AKM'nin yıkılarak, yerine opera binası yapılacağını söyleyen Erdoğan'a, bir katılımcı "Cami de istiyoruz" diye seslendi. Erdoğan, bunun üzerine, "Evet, cami de yapacağız. Ben bunun iznini şimdi gidip de CHP'nin genel başkanından alacak değilim ve bu birkaç tane çapulcudan da alacak değilim" dedi.
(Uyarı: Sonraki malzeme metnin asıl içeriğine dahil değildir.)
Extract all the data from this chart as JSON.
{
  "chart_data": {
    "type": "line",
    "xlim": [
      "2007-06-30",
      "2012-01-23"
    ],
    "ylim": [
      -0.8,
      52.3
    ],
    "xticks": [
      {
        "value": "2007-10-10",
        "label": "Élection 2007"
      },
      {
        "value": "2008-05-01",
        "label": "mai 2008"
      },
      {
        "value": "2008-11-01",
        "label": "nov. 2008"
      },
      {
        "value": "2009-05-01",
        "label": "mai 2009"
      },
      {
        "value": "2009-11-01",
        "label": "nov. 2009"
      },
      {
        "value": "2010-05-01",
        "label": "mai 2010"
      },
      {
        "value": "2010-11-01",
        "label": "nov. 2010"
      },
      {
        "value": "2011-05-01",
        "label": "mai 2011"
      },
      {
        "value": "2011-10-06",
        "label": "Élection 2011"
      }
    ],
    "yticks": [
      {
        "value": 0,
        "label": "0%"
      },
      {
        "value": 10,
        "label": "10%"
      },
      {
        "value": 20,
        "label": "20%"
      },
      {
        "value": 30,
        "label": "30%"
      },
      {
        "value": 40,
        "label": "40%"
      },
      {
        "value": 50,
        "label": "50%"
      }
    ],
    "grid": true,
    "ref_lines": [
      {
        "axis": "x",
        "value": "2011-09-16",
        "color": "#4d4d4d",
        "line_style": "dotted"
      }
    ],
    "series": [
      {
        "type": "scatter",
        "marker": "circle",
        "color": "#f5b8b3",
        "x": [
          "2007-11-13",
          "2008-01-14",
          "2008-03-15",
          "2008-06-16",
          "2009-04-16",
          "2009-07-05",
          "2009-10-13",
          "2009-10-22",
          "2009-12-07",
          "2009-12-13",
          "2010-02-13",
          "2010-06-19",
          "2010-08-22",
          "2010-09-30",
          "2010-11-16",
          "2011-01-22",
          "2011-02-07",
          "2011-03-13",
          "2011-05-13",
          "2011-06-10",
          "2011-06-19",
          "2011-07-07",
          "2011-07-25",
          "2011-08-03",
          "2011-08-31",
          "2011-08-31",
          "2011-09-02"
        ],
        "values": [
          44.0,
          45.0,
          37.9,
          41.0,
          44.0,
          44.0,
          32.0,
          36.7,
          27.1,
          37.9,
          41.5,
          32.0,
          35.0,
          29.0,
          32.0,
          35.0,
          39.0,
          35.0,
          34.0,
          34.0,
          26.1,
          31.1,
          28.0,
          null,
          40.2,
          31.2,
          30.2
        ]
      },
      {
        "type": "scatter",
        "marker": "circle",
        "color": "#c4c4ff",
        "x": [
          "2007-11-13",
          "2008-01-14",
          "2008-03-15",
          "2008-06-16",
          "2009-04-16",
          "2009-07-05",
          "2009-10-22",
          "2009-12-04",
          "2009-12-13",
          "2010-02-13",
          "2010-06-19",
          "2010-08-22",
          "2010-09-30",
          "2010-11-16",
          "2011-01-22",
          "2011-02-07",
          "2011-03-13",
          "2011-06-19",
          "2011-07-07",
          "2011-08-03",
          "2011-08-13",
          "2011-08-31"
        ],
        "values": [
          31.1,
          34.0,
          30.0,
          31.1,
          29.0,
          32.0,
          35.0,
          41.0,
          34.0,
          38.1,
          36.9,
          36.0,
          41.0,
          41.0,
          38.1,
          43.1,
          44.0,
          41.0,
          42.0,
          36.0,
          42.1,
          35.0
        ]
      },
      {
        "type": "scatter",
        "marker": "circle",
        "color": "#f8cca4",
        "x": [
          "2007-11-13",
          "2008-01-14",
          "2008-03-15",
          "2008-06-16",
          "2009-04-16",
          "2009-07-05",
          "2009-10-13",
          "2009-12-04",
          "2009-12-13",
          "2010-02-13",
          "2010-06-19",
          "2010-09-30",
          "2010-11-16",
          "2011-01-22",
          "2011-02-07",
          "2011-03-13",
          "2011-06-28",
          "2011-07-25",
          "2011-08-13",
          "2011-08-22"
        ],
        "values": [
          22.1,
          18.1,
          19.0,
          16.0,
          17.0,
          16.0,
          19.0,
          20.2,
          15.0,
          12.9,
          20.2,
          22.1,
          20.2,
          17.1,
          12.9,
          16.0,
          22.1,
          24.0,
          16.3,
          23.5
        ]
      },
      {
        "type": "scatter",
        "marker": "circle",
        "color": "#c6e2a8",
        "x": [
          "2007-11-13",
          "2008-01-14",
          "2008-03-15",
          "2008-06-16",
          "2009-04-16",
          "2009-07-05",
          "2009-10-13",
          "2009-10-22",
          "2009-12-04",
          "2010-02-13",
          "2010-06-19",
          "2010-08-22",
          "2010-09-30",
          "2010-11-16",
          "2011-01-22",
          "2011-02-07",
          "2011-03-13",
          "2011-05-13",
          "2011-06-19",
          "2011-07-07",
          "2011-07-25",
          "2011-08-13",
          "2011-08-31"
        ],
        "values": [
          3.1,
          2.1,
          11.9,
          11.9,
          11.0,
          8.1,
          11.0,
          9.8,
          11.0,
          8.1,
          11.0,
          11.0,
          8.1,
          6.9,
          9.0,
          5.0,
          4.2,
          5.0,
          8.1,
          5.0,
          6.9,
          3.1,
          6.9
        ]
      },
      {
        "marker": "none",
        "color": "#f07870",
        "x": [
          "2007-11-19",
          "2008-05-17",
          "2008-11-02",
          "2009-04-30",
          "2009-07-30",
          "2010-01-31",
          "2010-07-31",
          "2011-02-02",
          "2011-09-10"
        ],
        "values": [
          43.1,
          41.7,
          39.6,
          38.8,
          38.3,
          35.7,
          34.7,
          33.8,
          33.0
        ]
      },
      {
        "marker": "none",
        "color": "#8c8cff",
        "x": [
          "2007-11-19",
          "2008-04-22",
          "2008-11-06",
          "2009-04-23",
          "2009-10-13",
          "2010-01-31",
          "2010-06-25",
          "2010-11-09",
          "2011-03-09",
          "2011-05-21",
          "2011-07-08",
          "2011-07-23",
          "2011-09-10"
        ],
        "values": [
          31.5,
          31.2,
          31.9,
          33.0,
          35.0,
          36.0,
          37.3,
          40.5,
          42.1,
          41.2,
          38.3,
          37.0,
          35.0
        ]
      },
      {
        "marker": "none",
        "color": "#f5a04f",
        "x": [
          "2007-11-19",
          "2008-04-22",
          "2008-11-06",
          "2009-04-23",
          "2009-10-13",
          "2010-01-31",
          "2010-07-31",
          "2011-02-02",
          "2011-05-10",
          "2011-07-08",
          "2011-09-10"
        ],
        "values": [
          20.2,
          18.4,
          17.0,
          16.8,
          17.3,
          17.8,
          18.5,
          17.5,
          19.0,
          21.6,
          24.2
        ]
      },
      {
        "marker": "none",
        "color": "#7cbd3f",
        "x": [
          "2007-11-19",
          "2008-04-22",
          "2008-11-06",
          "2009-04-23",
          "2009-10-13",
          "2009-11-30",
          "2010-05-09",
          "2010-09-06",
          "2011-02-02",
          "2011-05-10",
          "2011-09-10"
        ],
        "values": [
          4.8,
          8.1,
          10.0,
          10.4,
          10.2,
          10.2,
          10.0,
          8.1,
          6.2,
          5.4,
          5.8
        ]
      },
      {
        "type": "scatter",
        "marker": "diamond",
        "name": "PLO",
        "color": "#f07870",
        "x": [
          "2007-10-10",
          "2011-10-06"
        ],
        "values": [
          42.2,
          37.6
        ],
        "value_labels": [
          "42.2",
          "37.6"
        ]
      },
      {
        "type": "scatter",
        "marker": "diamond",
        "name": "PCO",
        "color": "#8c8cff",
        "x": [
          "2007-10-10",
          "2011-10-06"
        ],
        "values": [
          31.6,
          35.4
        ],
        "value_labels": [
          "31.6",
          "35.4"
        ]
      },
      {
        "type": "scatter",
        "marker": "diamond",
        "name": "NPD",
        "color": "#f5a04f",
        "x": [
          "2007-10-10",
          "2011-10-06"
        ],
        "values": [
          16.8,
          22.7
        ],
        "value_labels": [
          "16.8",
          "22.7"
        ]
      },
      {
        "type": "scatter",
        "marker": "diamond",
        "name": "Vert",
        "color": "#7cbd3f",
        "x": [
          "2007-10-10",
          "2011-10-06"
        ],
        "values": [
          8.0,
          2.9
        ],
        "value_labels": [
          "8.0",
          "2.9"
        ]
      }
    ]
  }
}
Başbakan Erdoğan, "Birileri çıkıyor 'Sayın Başbakanım bunlar çok tahrik edici oluyor diyor. Kardeşlerim, ben hizmetkarım. Benim tahrik etmek gibi bir derdim asla olamaz. iki kere iki, dört, eder. Yazın da kışın da gece de sabah da 4. Bunun adı hakikattır, gerçektir. Hakikatleri, gerçekleri ters yüz etmeye kimsenin gücü yetmez. Biz, o hakikatlerin kurbanıyız. Onlar adına konuşuyoruz ve bu, neyi gerektiyorsa onu yapacağız. Bazı şeyler vardır ki o olmazsa olmaz, o birilerine illa da sorulmaz. Bu nedir? Tarihtir, kültürdür. Biz, burada Osmanlı arşivlerini niye yapıyoruz? Modern teknolojiyi buraya taşıdık" diye konuştu.
Erdoğan, öğrencilerin arşiv binasına getirilerek, bu konularda bilgilendirileceğini, onlara buralardan belirli belgelerin fotokopilerinin hediye olarak verileceğini söyledi.